Samsung phones may choose Bing search, beginning of the end for Google
How about having an AI powered search engine? Yes! Samsung might have plans of switching the default search engine on their devices from Google Search to Microsoft Bing.
Samsung being the second biggest smartphone maker in the world, this might be a huge blow to Google, who is considered the king amongst search engines. Imagine if the Samsung Galaxy A23 5G on Amazon came without Google search by default, wouldn’t that be crazy? Now imagine this happening across millions of Samsung phones!
Microsoft earlier this year modernised their Bing search engine by integrating it with OpenAI’s GPT model and also has the powers of the hotshot at the moment – ChatGPT. How does that make Bing better than Google? Well with the powers of AI, you can ask more complex and tough questions or assign tasks. This was quite a move as Bing was never that well known in the world of search engines. But, now with such a major change and the only search engine with such powers it might set a benchmark.
The Samsung and Microsoft deal isn’t signed yet though. There are a series of things to consider before this happens. Let’s look into the situations and conditions which will either make it or break it.
Bing vs Google
Google pays Samsung an amount as huge as $3.5 billion per year to stay as the default search engine. So whether Microsoft is ready to pay such an amount or not is the question.
Now, if negotiations will be made based on that is another question. Samsung might want a greater amount to keep Bing as their default search engine but whether Bing or Microsoft take that into consideration or not is still unknown.

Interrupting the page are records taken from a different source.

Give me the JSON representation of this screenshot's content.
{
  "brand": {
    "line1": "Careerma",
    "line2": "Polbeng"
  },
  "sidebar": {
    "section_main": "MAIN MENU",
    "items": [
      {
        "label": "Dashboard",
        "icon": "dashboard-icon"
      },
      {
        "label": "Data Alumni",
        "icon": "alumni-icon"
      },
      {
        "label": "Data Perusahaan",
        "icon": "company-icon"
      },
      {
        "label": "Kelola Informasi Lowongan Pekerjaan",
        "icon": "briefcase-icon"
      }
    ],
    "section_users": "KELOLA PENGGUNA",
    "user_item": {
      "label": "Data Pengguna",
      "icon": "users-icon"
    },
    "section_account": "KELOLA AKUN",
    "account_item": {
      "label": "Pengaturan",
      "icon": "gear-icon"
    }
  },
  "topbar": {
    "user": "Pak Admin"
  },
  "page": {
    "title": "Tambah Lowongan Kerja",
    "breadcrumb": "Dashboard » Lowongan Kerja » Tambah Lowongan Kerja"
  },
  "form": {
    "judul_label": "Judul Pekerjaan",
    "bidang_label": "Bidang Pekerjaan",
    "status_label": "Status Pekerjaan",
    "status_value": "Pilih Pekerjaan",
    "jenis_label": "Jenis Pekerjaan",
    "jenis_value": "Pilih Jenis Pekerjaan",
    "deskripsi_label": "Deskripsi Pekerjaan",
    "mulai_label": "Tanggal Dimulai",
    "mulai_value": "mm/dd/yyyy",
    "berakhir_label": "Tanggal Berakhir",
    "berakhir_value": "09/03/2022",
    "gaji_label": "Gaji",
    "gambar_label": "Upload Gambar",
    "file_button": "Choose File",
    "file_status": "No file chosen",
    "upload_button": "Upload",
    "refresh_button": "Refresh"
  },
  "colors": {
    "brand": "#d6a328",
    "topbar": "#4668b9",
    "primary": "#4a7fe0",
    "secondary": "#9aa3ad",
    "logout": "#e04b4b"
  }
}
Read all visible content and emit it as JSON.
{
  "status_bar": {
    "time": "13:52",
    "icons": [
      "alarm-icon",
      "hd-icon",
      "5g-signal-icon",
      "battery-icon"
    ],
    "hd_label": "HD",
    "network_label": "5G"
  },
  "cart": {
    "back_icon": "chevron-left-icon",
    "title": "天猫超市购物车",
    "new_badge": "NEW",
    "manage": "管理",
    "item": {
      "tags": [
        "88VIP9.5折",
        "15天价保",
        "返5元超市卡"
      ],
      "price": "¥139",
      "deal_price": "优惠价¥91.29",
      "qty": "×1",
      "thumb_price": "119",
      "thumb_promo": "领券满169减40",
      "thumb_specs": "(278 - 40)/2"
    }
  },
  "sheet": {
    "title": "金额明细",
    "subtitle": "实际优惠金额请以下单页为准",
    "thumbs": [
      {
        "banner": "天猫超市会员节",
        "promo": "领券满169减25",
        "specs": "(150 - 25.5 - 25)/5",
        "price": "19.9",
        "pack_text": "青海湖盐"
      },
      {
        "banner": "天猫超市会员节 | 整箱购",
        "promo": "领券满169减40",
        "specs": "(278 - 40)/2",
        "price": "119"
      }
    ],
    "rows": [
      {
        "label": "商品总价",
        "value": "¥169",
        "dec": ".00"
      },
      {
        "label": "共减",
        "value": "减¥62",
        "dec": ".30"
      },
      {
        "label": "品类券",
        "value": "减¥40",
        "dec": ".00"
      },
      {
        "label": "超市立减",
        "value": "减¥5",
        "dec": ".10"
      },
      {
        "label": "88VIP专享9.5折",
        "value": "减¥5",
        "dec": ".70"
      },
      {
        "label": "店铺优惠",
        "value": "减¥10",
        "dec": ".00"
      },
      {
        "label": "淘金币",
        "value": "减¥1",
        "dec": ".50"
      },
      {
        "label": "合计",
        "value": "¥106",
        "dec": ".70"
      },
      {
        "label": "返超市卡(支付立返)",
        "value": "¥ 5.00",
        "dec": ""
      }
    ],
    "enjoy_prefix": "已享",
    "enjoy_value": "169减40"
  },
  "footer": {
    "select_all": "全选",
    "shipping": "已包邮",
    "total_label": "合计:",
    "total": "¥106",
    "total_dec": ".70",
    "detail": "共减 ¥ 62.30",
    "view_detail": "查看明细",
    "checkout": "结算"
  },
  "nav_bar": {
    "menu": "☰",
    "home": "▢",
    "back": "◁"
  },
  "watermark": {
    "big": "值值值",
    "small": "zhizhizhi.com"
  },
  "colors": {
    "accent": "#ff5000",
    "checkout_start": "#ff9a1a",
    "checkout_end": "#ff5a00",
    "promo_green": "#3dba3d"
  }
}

It won’t be an easy task to execute. Moving on from Google to Bing will create problems with the Google Play Store as well. All Android OEMa sign Mobile Application Distribution Agreement (MADA) so they can have access to Google Play Store Apps including Google search. Now, if Samsung decides to switch will it create a rift between Google and Samsung ending up with Samsung not having access to Google Play Store? Not really a viable option it seems
Google has also begun working on creating its AI space on the search engine and is planning for 4 new AI features at the moment. So, sooner Google gets that, the better. Then Samsung also might reconsider.
Having an AI based search engine on your phone would be the need of the hour I presume. Hence, now we’ll have to wait and watch who wins this AI race, is it Google or will Bing emerge as the new Google with extraordinary powers? Only time will tell.